Shanghai Pharmaceutical raises funds for online-to-offline sales push with eye on ethical products

A key drug company in China fired a new salvo in the online over-the-counter healthcare market with an eye on wider sales of ethical products in hopes the China Food and Drug Administration (CFDA) will come through on plans to allow online sales of prescription drugs at some point this year.

Shanghai Pharmaceuticals President and Executive Director Cho Man

China's largest drug distributor, Shanghai Pharmaceuticals, said in an Aug. 26 press release of its half-year results that it would launch a China healthcare venture capital investment fund of as much as RMB3 billion ($470 million) to back startups in all life science fields via its distribution subsidiary.

Initially, $157 million will be raised in a first tranche with Shanghai Pharmaceuticals putting down 25%. A local galaxy of venture capital and online sales firms will help out with the rest, according to the Aug. 26 release. A separate story in China Money Network said that the funders include a firm called O2O (online-to-offline), a start-up founded 6 months earlier by Shanghai Pharmaceuticals that has completed a RMB1.112 (US$174 million) series A funding from JD.com, IDG Capital Partners and other investors.

The term online-to-offline has gathered traction in China, and elsewhere, as a way to marry the tech smarts of software companies with specific industry expertise for product delivery.

In May, Shanghai Pharmaceuticals struck a deal with Chinese online retailer JD.com for OTC and other healthcare product sales as the space sees increased competition with rival Alibaba Group Holding ($BABA), Reuters said, citing a Shanghai Stock Exchange announcement in Chinese by the drug company.

That effort followed speculation about a new policy that has been circulating since mid-2014. If approved, the policy could lead to the emergence of a market worth more than RMB1 trillion ($161 billion) as sales shift from hospitals to online pharmacies.

The latest update suggests the funds raised could, in part, provide capital to grow an online sales business with Shanghai Pharmaceuticals' distribution subsidiary handling the "offline" part.

"On Aug. 18, the company (Shanghai Pharmaceuticals Holding, or SPH) entered into share subscription and capital increase agreement with Shanghai Pharmaceutical Distribution Co., Ltd., JD, Beijing Harmony Growth Investment Centre LP ('IDG Capital') and e-commerce management team in relation to SPH Commerce. SPH Commerce placed 1,112,125,000 ordinary shares privately to SPH Holdings, JD and IDG Capital, after which the registered capital of SPH Commerce increased to RMB1.21 billion," the company said in the Aug. 26 release.
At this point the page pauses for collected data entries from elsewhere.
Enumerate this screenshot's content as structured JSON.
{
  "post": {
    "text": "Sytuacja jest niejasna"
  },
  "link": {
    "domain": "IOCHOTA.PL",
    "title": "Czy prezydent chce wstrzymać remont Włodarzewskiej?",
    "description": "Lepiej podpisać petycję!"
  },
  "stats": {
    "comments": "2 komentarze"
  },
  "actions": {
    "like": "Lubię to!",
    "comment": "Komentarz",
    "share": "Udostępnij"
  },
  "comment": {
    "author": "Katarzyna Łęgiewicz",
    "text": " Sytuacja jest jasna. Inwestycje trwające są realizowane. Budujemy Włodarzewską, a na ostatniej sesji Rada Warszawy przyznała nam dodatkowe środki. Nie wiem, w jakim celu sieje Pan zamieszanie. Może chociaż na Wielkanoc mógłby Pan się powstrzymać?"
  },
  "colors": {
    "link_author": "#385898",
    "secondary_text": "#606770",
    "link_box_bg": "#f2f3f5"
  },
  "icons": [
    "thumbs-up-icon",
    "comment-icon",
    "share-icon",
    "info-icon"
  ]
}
"Introduced strategic partners and financial investors through capital increase, (are) setting up comprehensive strategic cooperation relationships in the fields of prescription drugs e-commerce and non-prescription drugs, including OTC, healthcare products and medical devices. By injecting relevant resources into SPH Commerce will help it to set up e-commerce platform and establish leading position in the industry, making preparation for separation between medical and pharmaceutical services and consolidating the leading position in pharmaceutical industry. Meanwhile, the capital increase also provided sufficient capital to SPH Commerce for its future development."

A spokesman for Shanghai Pharmaceuticals declined to provide further details.

The play in OTC lays down a market as well for Alibaba Group as it took a controlling stake in HK-listed Alibaba Health Information Technology to grow in a still-fragmented market in China for online drug sales in July.

The potential saw Hangzhou-based Alibaba in April transfer its China online pharmacy business from Tmall to Ali Health for $2.5 billion of newly issued shares and convertible bonds that if fully utilized would take its stake in Ali Health well above 50% from around 38% now.

The fundraising method has also captured attention following a spate of such consortiums between Chinese firms and venture capital arms that have snapped up targets in North America as well as done deals at home across clinical candidates to device deals, drawing on life science expertise.